For Immediate Release: Jan 31, 2019
Contact: Kirsten Stade (202) 265-7337
Alternative Facts on the Rise in Federal Decision Records
Trump Agencies Purging Dissenting Information from the Administrative Record
Washington, DC — As more and more Trump initiatives are challenged in court, the administrative record supporting those decisions is increasingly at issue. To reduce their legal vulnerability, federal agencies are purging administrative records to remove evidence that does not support the agency decision or reveals internal dissent or controversy, according to a new legal analysis by Public Employees for Environmental Responsibility (PEER).
“Everyone is entitled to their own opinion, but the Trump folks want their own set of facts,” stated PEER Executive Director Jeff Ruch. “The administrative record should offer more than an unobstructed view of the official talking points.”
Federal law requires agencies to compile and share “the whole record” to explain the basis for their actions. Yet the statute does not define the term. Not only are there varying court opinions outlining what the record should contain, but agencies themselves have taken different positions on what should be included.
For example, the National Oceanic & Atmospheric Administration guidance states that the administrative record “consists of all documents and materials directly or indirectly considered by agency decision-makers and includes evidence contrary to the agency’s position.”
By contrast, the U.S. Environmental Protection Agency takes the position that “materials containing solely the policy advice, recommendations, or opinions of EPA or other federal government staff that were generated as part of the internal deliberative process for formulating the EPA decision are not generally part of the administrative record.”
Under President Trump, agencies are now excluding more materials. Citing unpublished Department of Justice guidance, the U.S. Fish & Wildlife Service, in a September 6, 2018 confidential guidance document, advises “an AR [administrative record] associated with litigation on an agency decision …should not include deliberative documents.,. [because] including them in the administrative record would inhibit agency decision-making.”
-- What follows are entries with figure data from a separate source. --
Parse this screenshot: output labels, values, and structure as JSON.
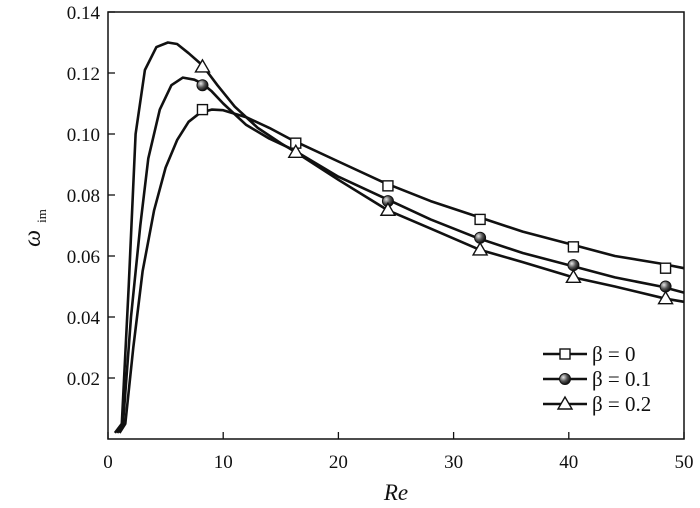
{
  "chart_data": {
    "type": "line",
    "title": "",
    "xlabel": "Re",
    "ylabel": "ω",
    "ylabel_sub": "im",
    "xlim": [
      0,
      50
    ],
    "ylim": [
      0,
      0.14
    ],
    "x_ticks": [
      0,
      10,
      20,
      30,
      40,
      50
    ],
    "x_tick_labels": [
      "0",
      "10",
      "20",
      "30",
      "40",
      "50"
    ],
    "y_ticks": [
      0.02,
      0.04,
      0.06,
      0.08,
      0.1,
      0.12,
      0.14
    ],
    "y_tick_labels": [
      "0.02",
      "0.04",
      "0.06",
      "0.08",
      "0.10",
      "0.12",
      "0.14"
    ],
    "grid": false,
    "legend_position": "bottom-right",
    "series": [
      {
        "name": "β = 0",
        "marker": "square",
        "curve": [
          [
            1.0,
            0.002
          ],
          [
            1.5,
            0.005
          ],
          [
            2.2,
            0.03
          ],
          [
            3,
            0.055
          ],
          [
            4,
            0.075
          ],
          [
            5,
            0.089
          ],
          [
            6,
            0.098
          ],
          [
            7,
            0.104
          ],
          [
            8,
            0.107
          ],
          [
            9,
            0.108
          ],
          [
            10,
            0.1078
          ],
          [
            12,
            0.1055
          ],
          [
            14,
            0.102
          ],
          [
            16,
            0.098
          ],
          [
            20,
            0.091
          ],
          [
            24,
            0.084
          ],
          [
            28,
            0.078
          ],
          [
            32,
            0.073
          ],
          [
            36,
            0.068
          ],
          [
            40,
            0.064
          ],
          [
            44,
            0.06
          ],
          [
            48,
            0.0575
          ],
          [
            50,
            0.056
          ]
        ],
        "markers": [
          [
            8.2,
            0.108
          ],
          [
            16.3,
            0.097
          ],
          [
            24.3,
            0.083
          ],
          [
            32.3,
            0.072
          ],
          [
            40.4,
            0.063
          ],
          [
            48.4,
            0.056
          ]
        ]
      },
      {
        "name": "β = 0.1",
        "marker": "circle",
        "curve": [
          [
            0.8,
            0.002
          ],
          [
            1.3,
            0.005
          ],
          [
            2,
            0.04
          ],
          [
            2.8,
            0.07
          ],
          [
            3.5,
            0.092
          ],
          [
            4.5,
            0.108
          ],
          [
            5.5,
            0.116
          ],
          [
            6.5,
            0.1185
          ],
          [
            7.5,
            0.1178
          ],
          [
            8.2,
            0.1165
          ],
          [
            9,
            0.114
          ],
          [
            10,
            0.11
          ],
          [
            12,
            0.103
          ],
          [
            14,
            0.0985
          ],
          [
            16,
            0.095
          ],
          [
            20,
            0.086
          ],
          [
            24,
            0.079
          ],
          [
            28,
            0.072
          ],
          [
            32,
            0.066
          ],
          [
            36,
            0.061
          ],
          [
            40,
            0.057
          ],
          [
            44,
            0.053
          ],
          [
            48,
            0.05
          ],
          [
            50,
            0.048
          ]
        ],
        "markers": [
          [
            8.2,
            0.116
          ],
          [
            24.3,
            0.078
          ],
          [
            32.3,
            0.066
          ],
          [
            40.4,
            0.057
          ],
          [
            48.4,
            0.05
          ]
        ]
      },
      {
        "name": "β = 0.2",
        "marker": "triangle",
        "curve": [
          [
            0.6,
            0.002
          ],
          [
            1.2,
            0.005
          ],
          [
            1.8,
            0.05
          ],
          [
            2.4,
            0.1
          ],
          [
            3.2,
            0.121
          ],
          [
            4.2,
            0.1285
          ],
          [
            5.2,
            0.13
          ],
          [
            6,
            0.1295
          ],
          [
            7,
            0.1265
          ],
          [
            8.2,
            0.1225
          ],
          [
            9.5,
            0.116
          ],
          [
            11,
            0.109
          ],
          [
            13,
            0.102
          ],
          [
            15,
            0.097
          ],
          [
            16.3,
            0.094
          ],
          [
            20,
            0.085
          ],
          [
            24.3,
            0.075
          ],
          [
            28,
            0.069
          ],
          [
            32.3,
            0.062
          ],
          [
            36,
            0.058
          ],
          [
            40.4,
            0.053
          ],
          [
            44,
            0.05
          ],
          [
            48.4,
            0.046
          ],
          [
            50,
            0.045
          ]
        ],
        "markers": [
          [
            8.2,
            0.122
          ],
          [
            16.3,
            0.094
          ],
          [
            24.3,
            0.075
          ],
          [
            32.3,
            0.062
          ],
          [
            40.4,
            0.053
          ],
          [
            48.4,
            0.046
          ]
        ]
      }
    ]
  }
}
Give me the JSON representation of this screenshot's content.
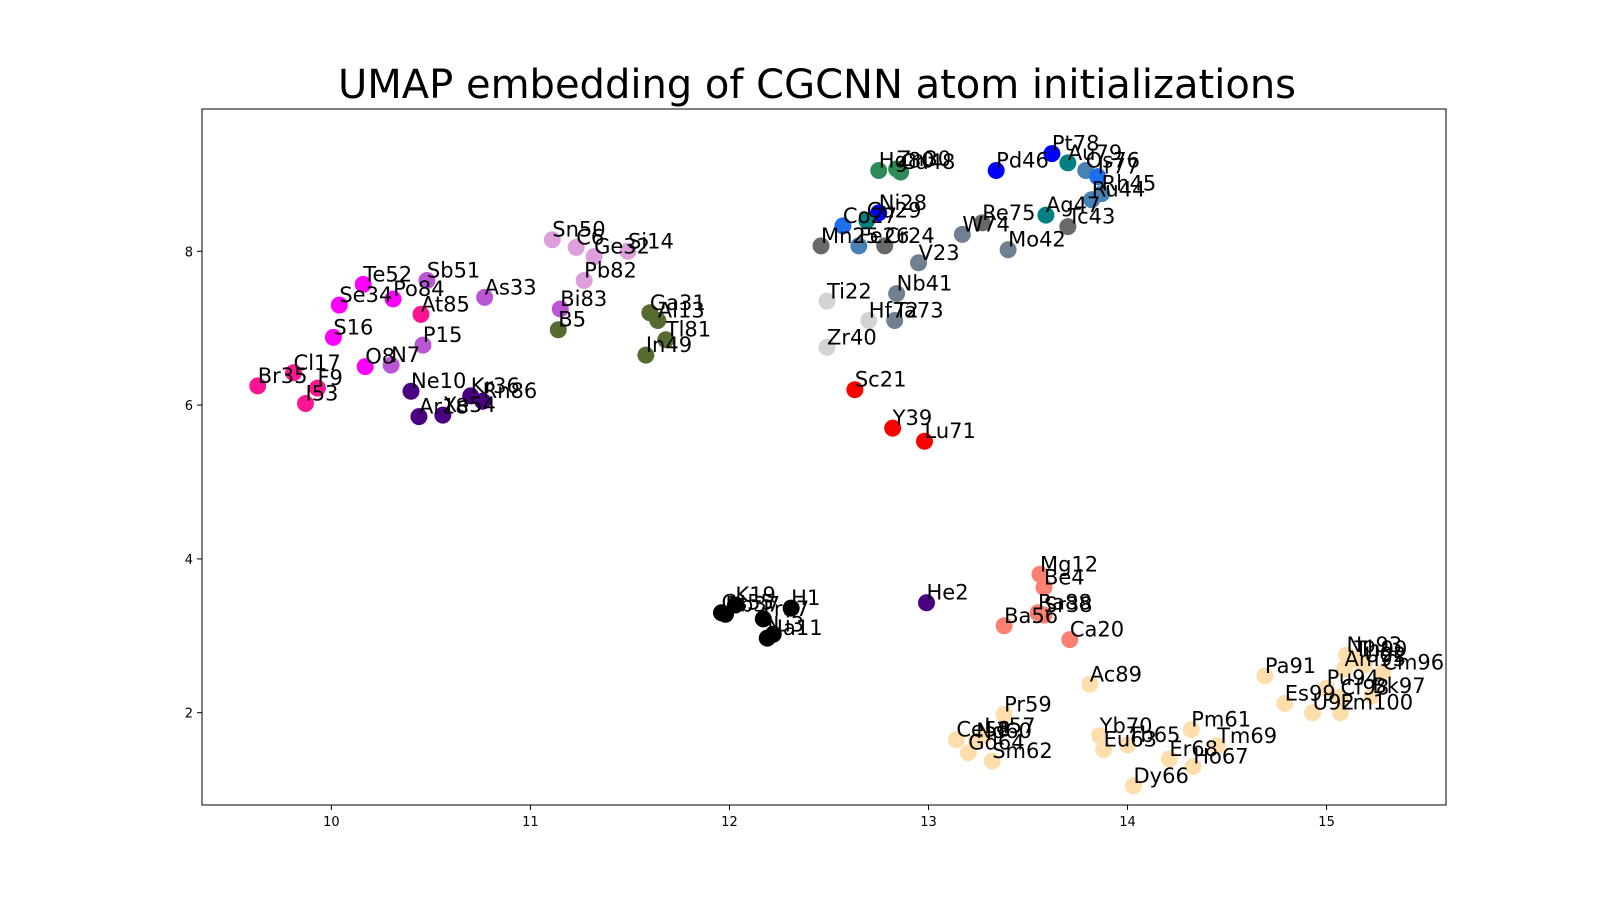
{
  "chart_data": {
    "type": "scatter",
    "title": "UMAP embedding of CGCNN atom initializations",
    "xlabel": "",
    "ylabel": "",
    "xlim": [
      9.35,
      15.6
    ],
    "ylim": [
      0.8,
      9.85
    ],
    "grid": false,
    "x_ticks": [
      10,
      11,
      12,
      13,
      14,
      15
    ],
    "y_ticks": [
      2,
      4,
      6,
      8
    ],
    "points": [
      {
        "label": "Pt78",
        "x": 13.62,
        "y": 9.27,
        "color": "#0000ff"
      },
      {
        "label": "Au79",
        "x": 13.7,
        "y": 9.15,
        "color": "#008080"
      },
      {
        "label": "Os76",
        "x": 13.79,
        "y": 9.05,
        "color": "#4682b4"
      },
      {
        "label": "Ir77",
        "x": 13.85,
        "y": 8.97,
        "color": "#1e6ff0"
      },
      {
        "label": "Pd46",
        "x": 13.34,
        "y": 9.05,
        "color": "#0000ff"
      },
      {
        "label": "Rh45",
        "x": 13.87,
        "y": 8.75,
        "color": "#4682b4"
      },
      {
        "label": "Ru44",
        "x": 13.82,
        "y": 8.67,
        "color": "#4682b4"
      },
      {
        "label": "Hg80",
        "x": 12.75,
        "y": 9.05,
        "color": "#2e8b57"
      },
      {
        "label": "Zn30",
        "x": 12.84,
        "y": 9.07,
        "color": "#2e8b57"
      },
      {
        "label": "Cd48",
        "x": 12.86,
        "y": 9.03,
        "color": "#2e8b57"
      },
      {
        "label": "Ag47",
        "x": 13.59,
        "y": 8.47,
        "color": "#008080"
      },
      {
        "label": "Tc43",
        "x": 13.7,
        "y": 8.32,
        "color": "#696969"
      },
      {
        "label": "Re75",
        "x": 13.27,
        "y": 8.37,
        "color": "#696969"
      },
      {
        "label": "W74",
        "x": 13.17,
        "y": 8.22,
        "color": "#708090"
      },
      {
        "label": "Mo42",
        "x": 13.4,
        "y": 8.02,
        "color": "#708090"
      },
      {
        "label": "Ni28",
        "x": 12.75,
        "y": 8.5,
        "color": "#0000ff"
      },
      {
        "label": "Cu29",
        "x": 12.69,
        "y": 8.4,
        "color": "#008080"
      },
      {
        "label": "Co27",
        "x": 12.57,
        "y": 8.33,
        "color": "#1e6ff0"
      },
      {
        "label": "Mn25",
        "x": 12.46,
        "y": 8.07,
        "color": "#696969"
      },
      {
        "label": "Fe26",
        "x": 12.65,
        "y": 8.07,
        "color": "#4682b4"
      },
      {
        "label": "Cr24",
        "x": 12.78,
        "y": 8.07,
        "color": "#696969"
      },
      {
        "label": "V23",
        "x": 12.95,
        "y": 7.85,
        "color": "#708090"
      },
      {
        "label": "Ti22",
        "x": 12.49,
        "y": 7.35,
        "color": "#d3d3d3"
      },
      {
        "label": "Nb41",
        "x": 12.84,
        "y": 7.45,
        "color": "#708090"
      },
      {
        "label": "Hf72",
        "x": 12.7,
        "y": 7.1,
        "color": "#d3d3d3"
      },
      {
        "label": "Ta73",
        "x": 12.83,
        "y": 7.1,
        "color": "#708090"
      },
      {
        "label": "Zr40",
        "x": 12.49,
        "y": 6.75,
        "color": "#d3d3d3"
      },
      {
        "label": "Sc21",
        "x": 12.63,
        "y": 6.2,
        "color": "#ff0000"
      },
      {
        "label": "Y39",
        "x": 12.82,
        "y": 5.7,
        "color": "#ff0000"
      },
      {
        "label": "Lu71",
        "x": 12.98,
        "y": 5.53,
        "color": "#ff0000"
      },
      {
        "label": "Sn50",
        "x": 11.11,
        "y": 8.15,
        "color": "#dda0dd"
      },
      {
        "label": "C6",
        "x": 11.23,
        "y": 8.05,
        "color": "#dda0dd"
      },
      {
        "label": "Ge32",
        "x": 11.32,
        "y": 7.93,
        "color": "#dda0dd"
      },
      {
        "label": "Si14",
        "x": 11.49,
        "y": 8.0,
        "color": "#dda0dd"
      },
      {
        "label": "Pb82",
        "x": 11.27,
        "y": 7.62,
        "color": "#dda0dd"
      },
      {
        "label": "Bi83",
        "x": 11.15,
        "y": 7.25,
        "color": "#ba55d3"
      },
      {
        "label": "B5",
        "x": 11.14,
        "y": 6.98,
        "color": "#556b2f"
      },
      {
        "label": "Ga31",
        "x": 11.6,
        "y": 7.2,
        "color": "#556b2f"
      },
      {
        "label": "Al13",
        "x": 11.64,
        "y": 7.1,
        "color": "#556b2f"
      },
      {
        "label": "Tl81",
        "x": 11.68,
        "y": 6.85,
        "color": "#556b2f"
      },
      {
        "label": "In49",
        "x": 11.58,
        "y": 6.65,
        "color": "#556b2f"
      },
      {
        "label": "Te52",
        "x": 10.16,
        "y": 7.57,
        "color": "#ff00ff"
      },
      {
        "label": "Sb51",
        "x": 10.48,
        "y": 7.62,
        "color": "#ba55d3"
      },
      {
        "label": "As33",
        "x": 10.77,
        "y": 7.4,
        "color": "#ba55d3"
      },
      {
        "label": "Se34",
        "x": 10.04,
        "y": 7.3,
        "color": "#ff00ff"
      },
      {
        "label": "Po84",
        "x": 10.31,
        "y": 7.38,
        "color": "#ff00ff"
      },
      {
        "label": "At85",
        "x": 10.45,
        "y": 7.18,
        "color": "#ff1493"
      },
      {
        "label": "S16",
        "x": 10.01,
        "y": 6.88,
        "color": "#ff00ff"
      },
      {
        "label": "P15",
        "x": 10.46,
        "y": 6.78,
        "color": "#ba55d3"
      },
      {
        "label": "O8",
        "x": 10.17,
        "y": 6.5,
        "color": "#ff00ff"
      },
      {
        "label": "N7",
        "x": 10.3,
        "y": 6.52,
        "color": "#ba55d3"
      },
      {
        "label": "Cl17",
        "x": 9.81,
        "y": 6.42,
        "color": "#ff1493"
      },
      {
        "label": "Br35",
        "x": 9.63,
        "y": 6.25,
        "color": "#ff1493"
      },
      {
        "label": "F9",
        "x": 9.93,
        "y": 6.22,
        "color": "#ff1493"
      },
      {
        "label": "I53",
        "x": 9.87,
        "y": 6.02,
        "color": "#ff1493"
      },
      {
        "label": "Ne10",
        "x": 10.4,
        "y": 6.18,
        "color": "#4b0082"
      },
      {
        "label": "Kr36",
        "x": 10.7,
        "y": 6.12,
        "color": "#4b0082"
      },
      {
        "label": "Rn86",
        "x": 10.76,
        "y": 6.05,
        "color": "#4b0082"
      },
      {
        "label": "Ar18",
        "x": 10.44,
        "y": 5.85,
        "color": "#4b0082"
      },
      {
        "label": "Xe54",
        "x": 10.56,
        "y": 5.87,
        "color": "#4b0082"
      },
      {
        "label": "K19",
        "x": 12.03,
        "y": 3.4,
        "color": "#000000"
      },
      {
        "label": "Rb37",
        "x": 11.98,
        "y": 3.28,
        "color": "#000000"
      },
      {
        "label": "Cs55",
        "x": 11.96,
        "y": 3.3,
        "color": "#000000"
      },
      {
        "label": "Fr87",
        "x": 12.17,
        "y": 3.22,
        "color": "#000000"
      },
      {
        "label": "H1",
        "x": 12.31,
        "y": 3.36,
        "color": "#000000"
      },
      {
        "label": "Li3",
        "x": 12.22,
        "y": 3.02,
        "color": "#000000"
      },
      {
        "label": "Na11",
        "x": 12.19,
        "y": 2.97,
        "color": "#000000"
      },
      {
        "label": "He2",
        "x": 12.99,
        "y": 3.43,
        "color": "#4b0082"
      },
      {
        "label": "Mg12",
        "x": 13.56,
        "y": 3.8,
        "color": "#fa8072"
      },
      {
        "label": "Be4",
        "x": 13.58,
        "y": 3.63,
        "color": "#fa8072"
      },
      {
        "label": "Ra88",
        "x": 13.55,
        "y": 3.3,
        "color": "#fa8072"
      },
      {
        "label": "Sr38",
        "x": 13.58,
        "y": 3.27,
        "color": "#fa8072"
      },
      {
        "label": "Ba56",
        "x": 13.38,
        "y": 3.13,
        "color": "#fa8072"
      },
      {
        "label": "Ca20",
        "x": 13.71,
        "y": 2.95,
        "color": "#fa8072"
      },
      {
        "label": "Ac89",
        "x": 13.81,
        "y": 2.37,
        "color": "#ffdead"
      },
      {
        "label": "Pr59",
        "x": 13.38,
        "y": 1.98,
        "color": "#ffdead"
      },
      {
        "label": "La57",
        "x": 13.28,
        "y": 1.7,
        "color": "#ffdead"
      },
      {
        "label": "Ce58",
        "x": 13.14,
        "y": 1.65,
        "color": "#ffdead"
      },
      {
        "label": "Nd60",
        "x": 13.24,
        "y": 1.63,
        "color": "#ffdead"
      },
      {
        "label": "Gd64",
        "x": 13.2,
        "y": 1.48,
        "color": "#ffdead"
      },
      {
        "label": "Sm62",
        "x": 13.32,
        "y": 1.37,
        "color": "#ffdead"
      },
      {
        "label": "Yb70",
        "x": 13.86,
        "y": 1.7,
        "color": "#ffdead"
      },
      {
        "label": "Eu63",
        "x": 13.88,
        "y": 1.52,
        "color": "#ffdead"
      },
      {
        "label": "Tb65",
        "x": 14.0,
        "y": 1.58,
        "color": "#ffdead"
      },
      {
        "label": "Er68",
        "x": 14.21,
        "y": 1.4,
        "color": "#ffdead"
      },
      {
        "label": "Pm61",
        "x": 14.32,
        "y": 1.78,
        "color": "#ffdead"
      },
      {
        "label": "Tm69",
        "x": 14.45,
        "y": 1.57,
        "color": "#ffdead"
      },
      {
        "label": "Ho67",
        "x": 14.33,
        "y": 1.3,
        "color": "#ffdead"
      },
      {
        "label": "Dy66",
        "x": 14.03,
        "y": 1.05,
        "color": "#ffdead"
      },
      {
        "label": "Pa91",
        "x": 14.69,
        "y": 2.48,
        "color": "#ffdead"
      },
      {
        "label": "Np93",
        "x": 15.1,
        "y": 2.75,
        "color": "#ffdead"
      },
      {
        "label": "Th90",
        "x": 15.14,
        "y": 2.7,
        "color": "#ffdead"
      },
      {
        "label": "Am95",
        "x": 15.09,
        "y": 2.57,
        "color": "#ffdead"
      },
      {
        "label": "U92",
        "x": 15.19,
        "y": 2.62,
        "color": "#ffdead"
      },
      {
        "label": "Cm96",
        "x": 15.28,
        "y": 2.52,
        "color": "#ffdead"
      },
      {
        "label": "Es99",
        "x": 14.79,
        "y": 2.12,
        "color": "#ffdead"
      },
      {
        "label": "Pu94",
        "x": 15.0,
        "y": 2.32,
        "color": "#ffdead"
      },
      {
        "label": "Cf98",
        "x": 15.07,
        "y": 2.2,
        "color": "#ffdead"
      },
      {
        "label": "Bk97",
        "x": 15.23,
        "y": 2.22,
        "color": "#ffdead"
      },
      {
        "label": "U92",
        "x": 14.93,
        "y": 2.0,
        "color": "#ffdead"
      },
      {
        "label": "Fm100",
        "x": 15.07,
        "y": 2.0,
        "color": "#ffdead"
      }
    ]
  }
}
“It is oxymoronic that an administrative record to enable a court to gauge the quality of official decision-making should exclude all deliberative documents,” added Ruch, arguing the scope of an administrative record should not vary from agency to agency or from administration to administration. “These restrictions serve largely to omit inconvenient facts from consideration.”
PEER is urging that the next session of Congress act to statutorily clarify what is meant by the whole record to prevent agencies from excising factual information, expert opinions, and important intra-and interagency communications, among other items, from the record.
“Congress should curb the official embrace of alternative facts,” concluded Ruch. “The whole record should be the whole record.”